L’accettazione di sé, il bisogno di appartenenza, l’inserimento scolastico, la ricerca dell’autonomia attraverso ausili e tecnologie, i ricoveri ospedalieri, le relazioni familiari, l’adattamento degli spazi di vita: a ogni passaggio è dedicato un capitolo, con consigli e testimonianze utili a educatori, familiari, amici, insegnanti e a chiunque «si impegni a realizzare per sé e per altri il diritto a vissuti di qualità», come scrive Vittorio Capecchi nell’introduzione.
Accompagnare nel percorso di vita chi ha una grave disabilità comporta il confronto continuo tra i limiti di chi assiste e quelli di chi viene assistito, tra le emozioni proprie e quelle altrui. C’è l’impegno costante a trovare risposta a nuovi bisogni e ad andare oltre le barriere architettoniche, fisiche, culturali e sociali.

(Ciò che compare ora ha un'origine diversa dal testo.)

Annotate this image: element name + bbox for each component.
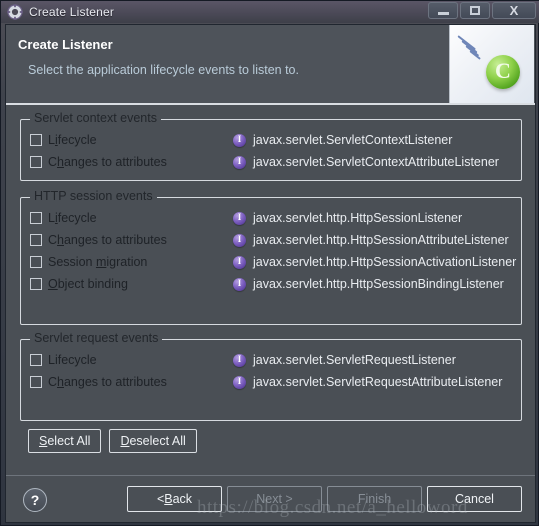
speed-lines-icon (457, 33, 492, 63)
checkbox-item[interactable]: Changes to attributes (30, 155, 167, 169)
interface-name: javax.servlet.http.HttpSessionListener (253, 211, 463, 225)
header-title: Create Listener (18, 37, 113, 52)
minimize-button[interactable] (428, 2, 458, 19)
java-interface-icon: I (233, 233, 246, 247)
dialog-header: Create Listener Select the application l… (6, 25, 535, 105)
close-button[interactable]: X (492, 2, 536, 19)
maximize-button[interactable] (460, 2, 490, 19)
close-icon: X (509, 3, 519, 18)
interface-name: javax.servlet.ServletContextAttributeLis… (253, 155, 499, 169)
checkbox-label: Session migration (48, 255, 148, 269)
interface-entry: Ijavax.servlet.ServletRequestAttributeLi… (233, 375, 502, 389)
java-interface-icon: I (233, 255, 246, 269)
checkbox-item[interactable]: Changes to attributes (30, 233, 167, 247)
interface-name: javax.servlet.ServletRequestListener (253, 353, 456, 367)
checkbox-label: Changes to attributes (48, 375, 167, 389)
interface-name: javax.servlet.ServletRequestAttributeLis… (253, 375, 503, 389)
header-subtitle: Select the application lifecycle events … (28, 63, 299, 77)
checkbox-icon[interactable] (30, 354, 42, 366)
interface-entry: Ijavax.servlet.ServletContextAttributeLi… (233, 155, 499, 169)
gear-icon (7, 4, 23, 20)
interface-entry: Ijavax.servlet.ServletContextListener (233, 133, 452, 147)
listener-row: Lifecycle Ijavax.servlet.ServletRequestLi… (21, 349, 521, 371)
checkbox-item[interactable]: Object binding (30, 277, 128, 291)
checkbox-icon[interactable] (30, 256, 42, 268)
interface-entry: Ijavax.servlet.http.HttpSessionBindingLi… (233, 277, 504, 291)
group-rows: Lifecycle Ijavax.servlet.ServletRequestLi… (21, 340, 521, 393)
selection-buttons: Select All Deselect All (28, 429, 197, 453)
create-listener-window: Create Listener X Create Listener Select… (0, 0, 539, 526)
interface-name: javax.servlet.ServletContextListener (253, 133, 453, 147)
listener-row: Session migration Ijavax.servlet.http.Htt… (21, 251, 521, 273)
listener-row: Changes to attributes Ijavax.servlet.Serv… (21, 371, 521, 393)
wizard-button-finish: Finish (327, 486, 422, 512)
wizard-button-back[interactable]: < Back (127, 486, 222, 512)
wizard-button-next: Next > (227, 486, 322, 512)
interface-entry: Ijavax.servlet.http.HttpSessionActivatio… (233, 255, 516, 269)
checkbox-icon[interactable] (30, 156, 42, 168)
window-title: Create Listener (29, 5, 115, 19)
checkbox-label: Changes to attributes (48, 155, 167, 169)
select-all-button-1[interactable]: Deselect All (109, 429, 197, 453)
java-interface-icon: I (233, 211, 246, 225)
checkbox-item[interactable]: Session migration (30, 255, 147, 269)
help-glyph: ? (30, 491, 40, 508)
checkbox-icon[interactable] (30, 212, 42, 224)
header-banner-image: C (449, 25, 534, 103)
wizard-button-cancel[interactable]: Cancel (427, 486, 522, 512)
green-c-logo-icon: C (486, 55, 520, 89)
listener-row: Changes to attributes Ijavax.servlet.http… (21, 229, 521, 251)
window-controls: X (428, 2, 536, 19)
checkbox-item[interactable]: Changes to attributes (30, 375, 167, 389)
listener-row: Lifecycle Ijavax.servlet.ServletContextLi… (21, 129, 521, 151)
checkbox-label: Changes to attributes (48, 233, 167, 247)
interface-name: javax.servlet.http.HttpSessionActivation… (253, 255, 517, 269)
checkbox-label: Lifecycle (48, 133, 97, 147)
java-interface-icon: I (233, 133, 246, 147)
java-interface-icon: I (233, 155, 246, 169)
dialog-content: Servlet context events Lifecycle Ijavax.se… (6, 107, 535, 475)
checkbox-item[interactable]: Lifecycle (30, 211, 97, 225)
dialog-footer: ? < Back Next > Finish Cancel (6, 475, 535, 522)
dialog-body: Create Listener Select the application l… (5, 24, 536, 523)
wizard-buttons: < Back Next > Finish Cancel (127, 486, 522, 512)
listener-row: Changes to attributes Ijavax.servlet.Serv… (21, 151, 521, 173)
group-box: HTTP session events Lifecycle Ijavax.servl… (20, 189, 522, 325)
checkbox-item[interactable]: Lifecycle (30, 353, 97, 367)
java-interface-icon: I (233, 277, 246, 291)
checkbox-label: Lifecycle (48, 211, 97, 225)
interface-entry: Ijavax.servlet.http.HttpSessionAttribute… (233, 233, 509, 247)
interface-entry: Ijavax.servlet.http.HttpSessionListener (233, 211, 462, 225)
checkbox-icon[interactable] (30, 134, 42, 146)
help-icon[interactable]: ? (23, 488, 47, 512)
group-box: Servlet context events Lifecycle Ijavax.se… (20, 111, 522, 181)
banner-letter: C (495, 58, 511, 83)
checkbox-item[interactable]: Lifecycle (30, 133, 97, 147)
group-box: Servlet request events Lifecycle Ijavax.se… (20, 331, 522, 421)
java-interface-icon: I (233, 353, 246, 367)
group-rows: Lifecycle Ijavax.servlet.ServletContextLi… (21, 120, 521, 173)
listener-row: Lifecycle Ijavax.servlet.http.HttpSession… (21, 207, 521, 229)
checkbox-icon[interactable] (30, 278, 42, 290)
checkbox-label: Object binding (48, 277, 128, 291)
group-rows: Lifecycle Ijavax.servlet.http.HttpSession… (21, 198, 521, 295)
checkbox-icon[interactable] (30, 234, 42, 246)
interface-name: javax.servlet.http.HttpSessionAttributeL… (253, 233, 509, 247)
java-interface-icon: I (233, 375, 246, 389)
select-all-button-0[interactable]: Select All (28, 429, 102, 453)
interface-entry: Ijavax.servlet.ServletRequestListener (233, 353, 456, 367)
window-titlebar: Create Listener X (1, 1, 539, 23)
listener-row: Object binding Ijavax.servlet.http.HttpSe… (21, 273, 521, 295)
checkbox-label: Lifecycle (48, 353, 97, 367)
checkbox-icon[interactable] (30, 376, 42, 388)
interface-name: javax.servlet.http.HttpSessionBindingLis… (253, 277, 504, 291)
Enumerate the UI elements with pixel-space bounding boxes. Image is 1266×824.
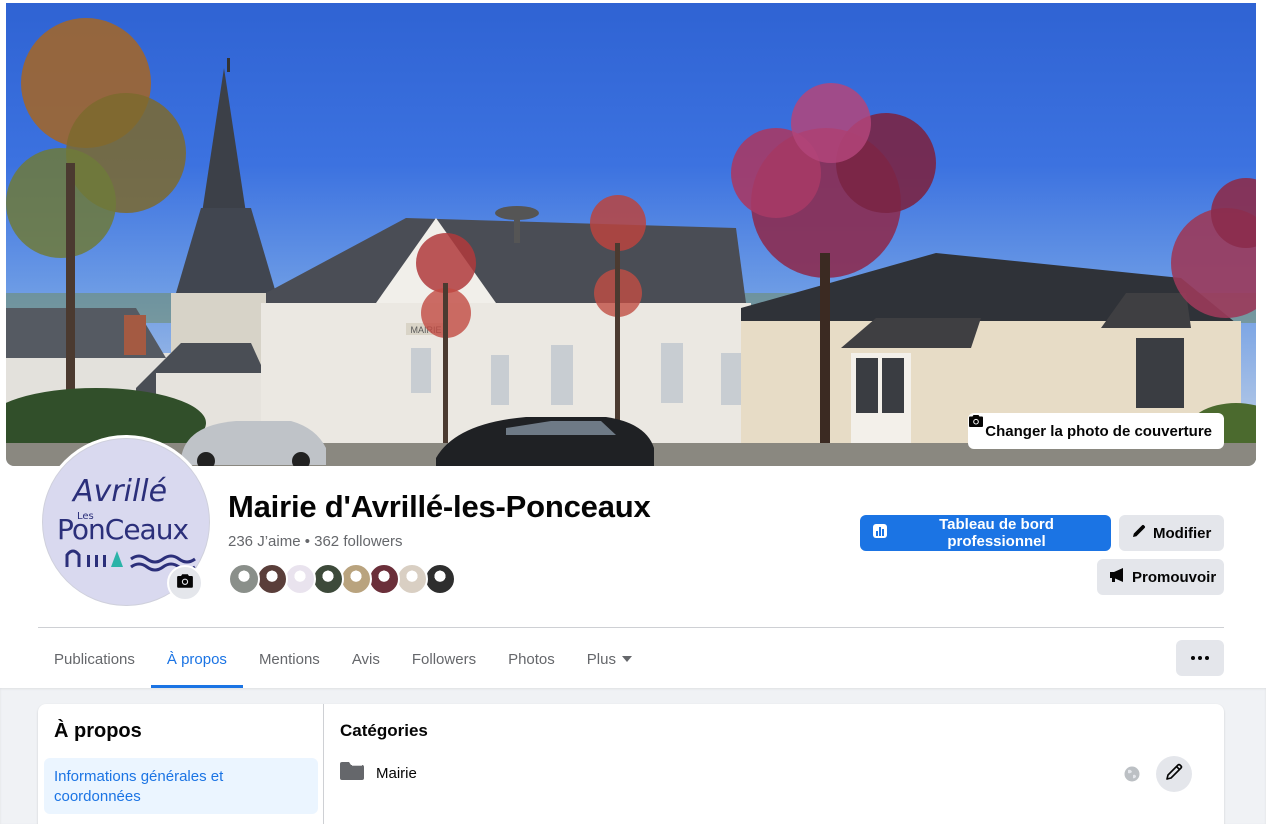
dashboard-chart-icon	[872, 523, 888, 543]
professional-dashboard-label: Tableau de bord professionnel	[939, 516, 1054, 550]
more-options-button[interactable]	[1176, 640, 1224, 676]
logo-line1: Avrillé	[71, 474, 167, 509]
follower-avatar[interactable]	[256, 563, 288, 595]
cover-illustration: MAIRIE	[6, 18, 1256, 466]
promote-button[interactable]: Promouvoir	[1097, 559, 1224, 595]
change-cover-label: Changer la photo de couverture	[985, 422, 1212, 440]
profile-divider	[38, 627, 1224, 628]
professional-dashboard-button[interactable]: Tableau de bord professionnel	[860, 515, 1111, 551]
logo-line2: PonCeaux	[57, 513, 188, 546]
follower-avatar[interactable]	[312, 563, 344, 595]
tab-label: Avis	[351, 650, 380, 668]
edit-category-button[interactable]	[1156, 756, 1192, 792]
page-title: Mairie d'Avrillé-les-Ponceaux	[228, 489, 651, 524]
change-profile-picture-button[interactable]	[167, 565, 203, 601]
about-card: À propos Informations générales et coord…	[38, 704, 1224, 824]
tab-reviews[interactable]: Avis	[336, 630, 396, 688]
tab-publications[interactable]: Publications	[38, 630, 151, 688]
follower-avatar[interactable]	[228, 563, 260, 595]
pencil-icon	[1164, 762, 1184, 787]
camera-icon	[176, 572, 194, 595]
categories-title: Catégories	[340, 721, 428, 740]
tab-label: Followers	[411, 650, 477, 668]
about-sidebar: À propos Informations générales et coord…	[38, 704, 324, 824]
tab-about[interactable]: À propos	[150, 630, 243, 688]
tab-label: Publications	[54, 650, 135, 668]
modify-button[interactable]: Modifier	[1119, 515, 1224, 551]
page-tabs: Publications À propos Mentions Avis Follower…	[38, 630, 648, 688]
tab-label: Mentions	[258, 650, 320, 668]
page-stats[interactable]: 236 J’aime • 362 followers	[228, 533, 403, 550]
megaphone-icon	[1109, 567, 1126, 587]
follower-avatar[interactable]	[396, 563, 428, 595]
globe-icon[interactable]	[1124, 766, 1140, 787]
category-label: Mairie	[376, 764, 417, 782]
folder-icon	[340, 762, 364, 784]
modify-label: Modifier	[1153, 524, 1212, 542]
pencil-icon	[1131, 523, 1147, 543]
about-title: À propos	[54, 720, 142, 742]
tab-followers[interactable]: Followers	[396, 630, 492, 688]
tab-label: À propos	[166, 650, 227, 668]
promote-label: Promouvoir	[1132, 568, 1217, 586]
tab-label: Photos	[508, 650, 555, 668]
follower-avatar[interactable]	[424, 563, 456, 595]
tab-photos[interactable]: Photos	[492, 630, 571, 688]
change-cover-button[interactable]: Changer la photo de couverture	[968, 413, 1224, 449]
tab-mentions[interactable]: Mentions	[243, 630, 336, 688]
about-nav-general-info[interactable]: Informations générales et coordonnées	[44, 758, 318, 814]
tab-more[interactable]: Plus	[571, 630, 648, 688]
tab-label: Plus	[586, 650, 616, 668]
category-row: Mairie	[340, 762, 417, 784]
follower-avatars[interactable]	[228, 563, 456, 595]
cover-photo[interactable]: MAIRIE Changer la photo de couverture	[6, 3, 1256, 466]
follower-avatar[interactable]	[284, 563, 316, 595]
follower-avatar[interactable]	[368, 563, 400, 595]
caret-down-icon	[621, 656, 632, 662]
more-dots-icon	[1191, 656, 1209, 660]
follower-avatar[interactable]	[340, 563, 372, 595]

«Una sola volta – ha scritto Lopapa – mi sono chiesta se avere accettato di assistere Bruno fosse stato un bene per me, se non fosse una follia pensare di stare accanto a qualcuno, dedicandogli tempo, energia e affetto, sapendo che ero destinata a perderlo. Ma compresi che non avevo sbagliato, che ne valeva la pena, perché la perdita di autonomie di Bruno mi ha fatto crescere». (M.L.)